El rostro del santo de Libra se endureció. Los ojos, clavados en el callado Azrael, que mantenía las manos sobre la dolorida frente, echaban chispas.

—El primero en informarme de esto fue Saga de Géminis, a pesar de que en un principio interpreté su mención al Ocaso de los Dioses como el descabellado plan que aquel hombre dividido quiso llevar a cabo en nuestro mundo. Él no quiso profundizar más en ese asunto, de modo que tuve que deducir el resto por mi cuenta. Cómo Seiya atacó sin reservas a Shun, cómo el joven más optimista al que he conocido actuaba como lo haría yo… —Sacudió la cabeza—. Resultaba evidente que el Ocaso de los Dioses era un plan capaz de horrorizar por igual a aquellos dos, uno del que algunos elementos de nuestro Santuario, entre los que debía encontrarse el santo de Andrómeda, estaban al tanto. Como prueba final, está la ausencia del santo de Leo en la batalla contra Titán. Uno de los que sabía la verdad fue enviado a matarte, Lucile, ¿lo negarás?

—Diré la verdad —contestó esta, a sabiendas de que Arthur seguía enfocado en Azrael—. Ikki de Leo se alió conmigo contra Ío de Júpiter. Por propia voluntad.

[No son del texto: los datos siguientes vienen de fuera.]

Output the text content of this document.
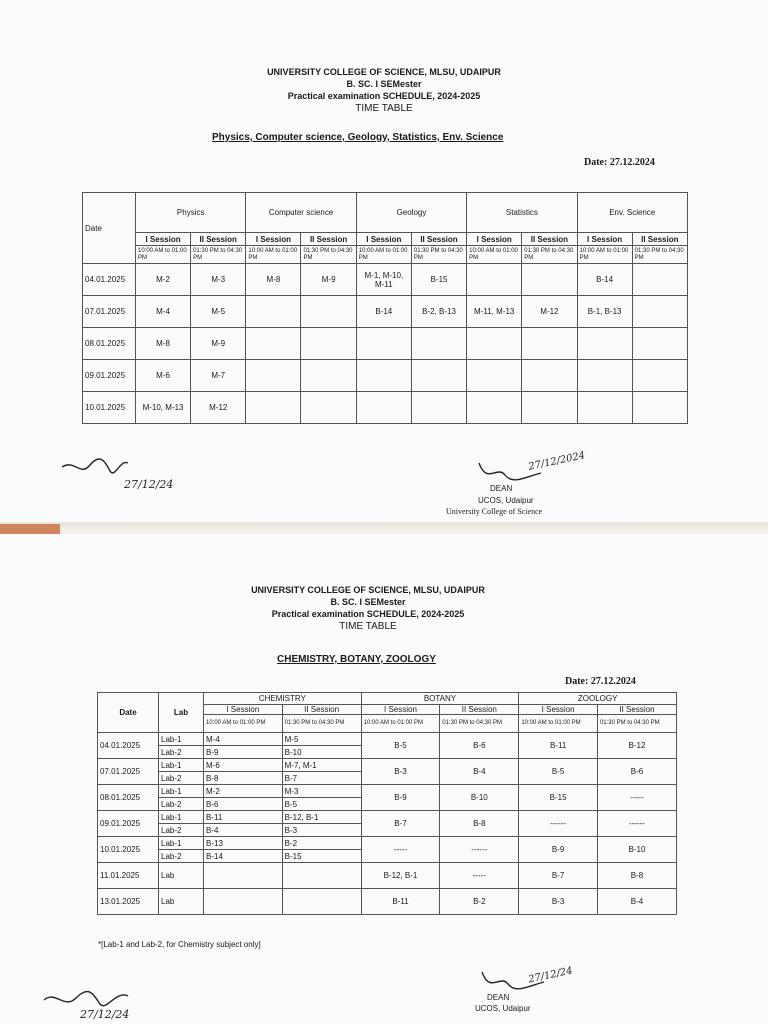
UNIVERSITY COLLEGE OF SCIENCE, MLSU, UDAIPUR
B. SC. I SEMester
Practical examination SCHEDULE, 2024-2025
TIME TABLE
Physics, Computer science, Geology, Statistics, Env. Science
Date: 27.12.2024
Date	Physics		Computer science		Geology		Statistics		Env. Science	
	I Session	II Session	I Session	II Session	I Session	II Session	I Session	II Session	I Session	II Session
	10:00 AM to 01:00 PM	01:30 PM to 04:30 PM	10:00 AM to 01:00 PM	01:30 PM to 04:30 PM	10:00 AM to 01:00 PM	01:30 PM to 04:30 PM	10:00 AM to 01:00 PM	01:30 PM to 04:30 PM	10:00 AM to 01:00 PM	01:30 PM to 04:30 PM
04.01.2025	M-2	M-3	M-8	M-9	M-1, M-10, M-11	B-15			B-14	
07.01.2025	M-4	M-5			B-14	B-2, B-13	M-11, M-13	M-12	B-1, B-13	
08.01.2025	M-8	M-9								
09.01.2025	M-6	M-7								
10.01.2025	M-10, M-13	M-12								
27/12/24
27/12/2024
DEAN
UCOS, Udaipur
University College of Science
UNIVERSITY COLLEGE OF SCIENCE, MLSU, UDAIPUR
B. SC. I SEMester
Practical examination SCHEDULE, 2024-2025
TIME TABLE
CHEMISTRY, BOTANY, ZOOLOGY
Date: 27.12.2024
Date	Lab	CHEMISTRY		BOTANY		ZOOLOGY	
		I Session	II Session	I Session	II Session	I Session	II Session
		10:00 AM to 01:00 PM	01:30 PM to 04:30 PM	10:00 AM to 01:00 PM	01:30 PM to 04:30 PM	10:00 AM to 01:00 PM	01:30 PM to 04:30 PM
04.01.2025	Lab-1	M-4	M-5	B-5	B-6	B-11	B-12
	Lab-2	B-9	B-10				
07.01.2025	Lab-1	M-6	M-7, M-1	B-3	B-4	B-5	B-6
	Lab-2	B-8	B-7				
08.01.2025	Lab-1	M-2	M-3	B-9	B-10	B-15	-----
	Lab-2	B-6	B-5				
09.01.2025	Lab-1	B-11	B-12, B-1	B-7	B-8	------	------
	Lab-2	B-4	B-3				
10.01.2025	Lab-1	B-13	B-2	-----	------	B-9	B-10
	Lab-2	B-14	B-15				
11.01.2025	Lab			B-12, B-1	-----	B-7	B-8
13.01.2025	Lab			B-11	B-2	B-3	B-4
*[Lab-1 and Lab-2, for Chemistry subject only]
27/12/24
27/12/24
DEAN
UCOS, Udaipur
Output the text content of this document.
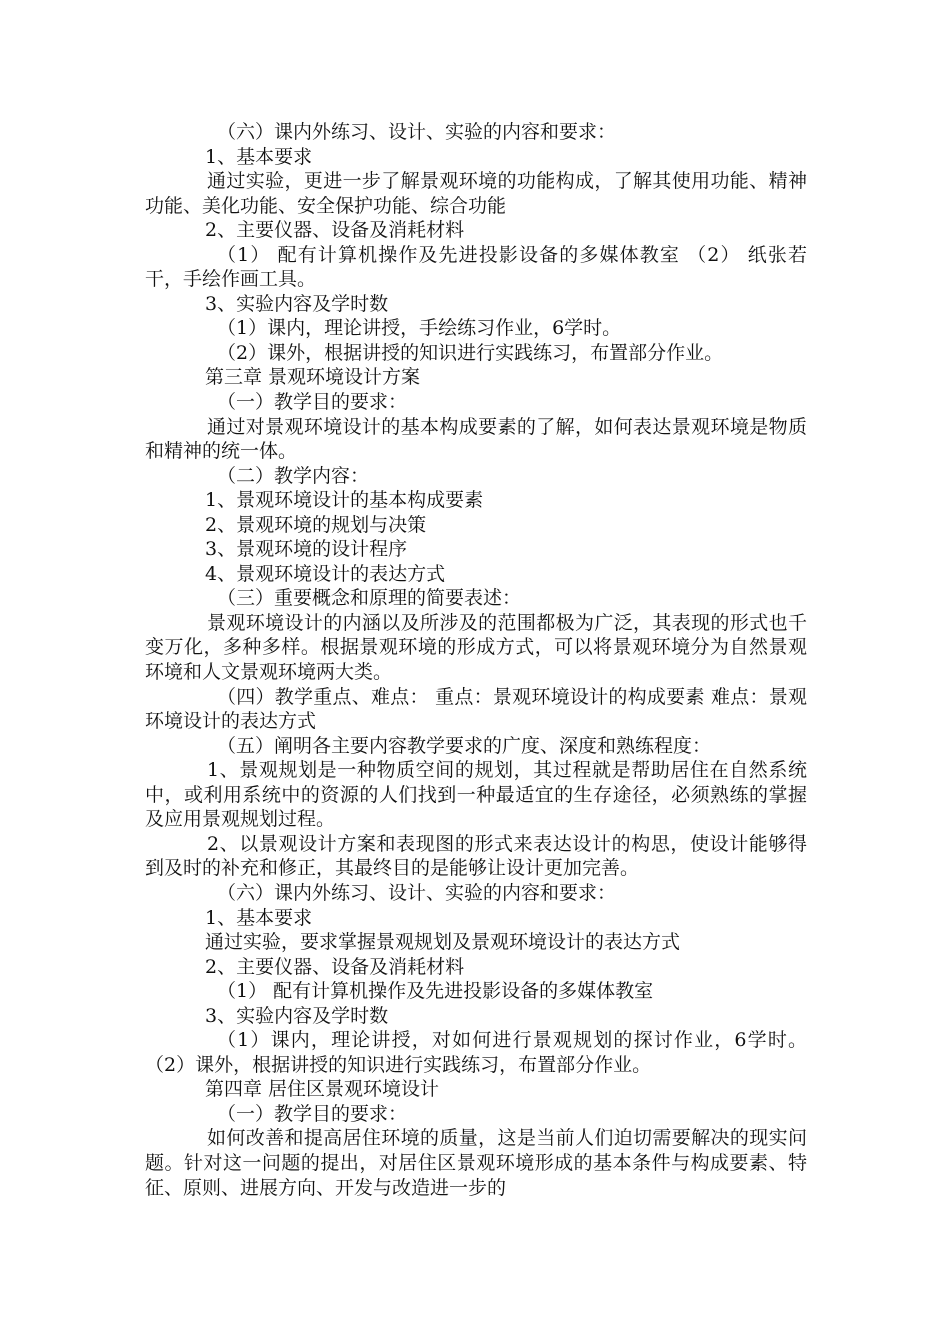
（六）课内外练习、设计、实验的内容和要求：

1、基本要求

通过实验，更进一步了解景观环境的功能构成，了解其使用功能、精神功能、美化功能、安全保护功能、综合功能

2、主要仪器、设备及消耗材料

（1） 配有计算机操作及先进投影设备的多媒体教室 （2） 纸张若干，手绘作画工具。

3、实验内容及学时数

（1）课内，理论讲授，手绘练习作业，6学时。

（2）课外，根据讲授的知识进行实践练习，布置部分作业。

第三章 景观环境设计方案

（一）教学目的要求：

通过对景观环境设计的基本构成要素的了解，如何表达景观环境是物质和精神的统一体。

（二）教学内容：

1、景观环境设计的基本构成要素

2、景观环境的规划与决策

3、景观环境的设计程序

4、景观环境设计的表达方式

（三）重要概念和原理的简要表述：

景观环境设计的内涵以及所涉及的范围都极为广泛，其表现的形式也千变万化，多种多样。根据景观环境的形成方式，可以将景观环境分为自然景观环境和人文景观环境两大类。

（四）教学重点、难点： 重点：景观环境设计的构成要素 难点：景观环境设计的表达方式

（五）阐明各主要内容教学要求的广度、深度和熟练程度：

1、景观规划是一种物质空间的规划，其过程就是帮助居住在自然系统中，或利用系统中的资源的人们找到一种最适宜的生存途径，必须熟练的掌握及应用景观规划过程。

2、以景观设计方案和表现图的形式来表达设计的构思，使设计能够得到及时的补充和修正，其最终目的是能够让设计更加完善。

（六）课内外练习、设计、实验的内容和要求：

1、基本要求

通过实验，要求掌握景观规划及景观环境设计的表达方式

2、主要仪器、设备及消耗材料

（1） 配有计算机操作及先进投影设备的多媒体教室

3、实验内容及学时数

（1）课内，理论讲授，对如何进行景观规划的探讨作业，6学时。 （2）课外，根据讲授的知识进行实践练习，布置部分作业。

第四章 居住区景观环境设计

（一）教学目的要求：

如何改善和提高居住环境的质量，这是当前人们迫切需要解决的现实问题。针对这一问题的提出，对居住区景观环境形成的基本条件与构成要素、特征、原则、进展方向、开发与改造进一步的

—La naturaleza exacta de ese plan se me escapa —prosiguió Arthur, omitiendo la intervención de la leona de oro—. No obstante, el solo hecho de que existiera me hacía temer que Akasha pudiera estar metida en la conspiración. Nunca fue la misma desde la Rebelión de Ethel. ¿La muerte de su querida amiga la hizo renegar de los dioses, incluida Atenea? ¿Decidió por ello, al igual que hiciera Saga de Géminis, que era el hombre y solo el hombre quien debería gobernar el mundo?

Aquello superó lo que Shaula pudo tolerar. Fuera de sí, se cubrió de un cosmos ardiente que deshizo el aro que la aprisionaba. Sin embargo, antes de dar un solo paso Sneyder se interpuso, formando la Espada de Cristal a partir del muñón. No era la misma hoja corta que empleara contra Deríades de Flegetonte, sino el espadón que manifestó en la lucha con Ío de Júpiter, una mejora en la técnica fruto de algún combate reciente.

—Hasta hoy has vivido según las leyes del Santuario, Escorpio.

—¡Arthur no es la ley! ¡Es solo uno más entre nosotros! ¿Crees que me quedaré de brazos cruzados mientras acusa a nuestra Suma Sacerdotisa de semejante disparate?

—Sí. Te creo capaz de calmarte, porque sirves a la justicia.

Con el rabillo del ojo, Sneyder miró a Arthur, indicándole que prosiguiera con un gesto de asentimiento. El tiempo era escaso.

—Mis dudas fueron disipadas en el momento en que Akasha compartió sus recuerdos con los santos de oro convocados que seguían con vida. Lucharon con un enemigo invencible, sabiendo que nada podían hacer, porque nuestra Suma Sacerdotisa no tenía en su corazón esa abyecta ambición que dos de los santos de oro esperaban ver. Sentí tanto alivio entonces, creedme, pero…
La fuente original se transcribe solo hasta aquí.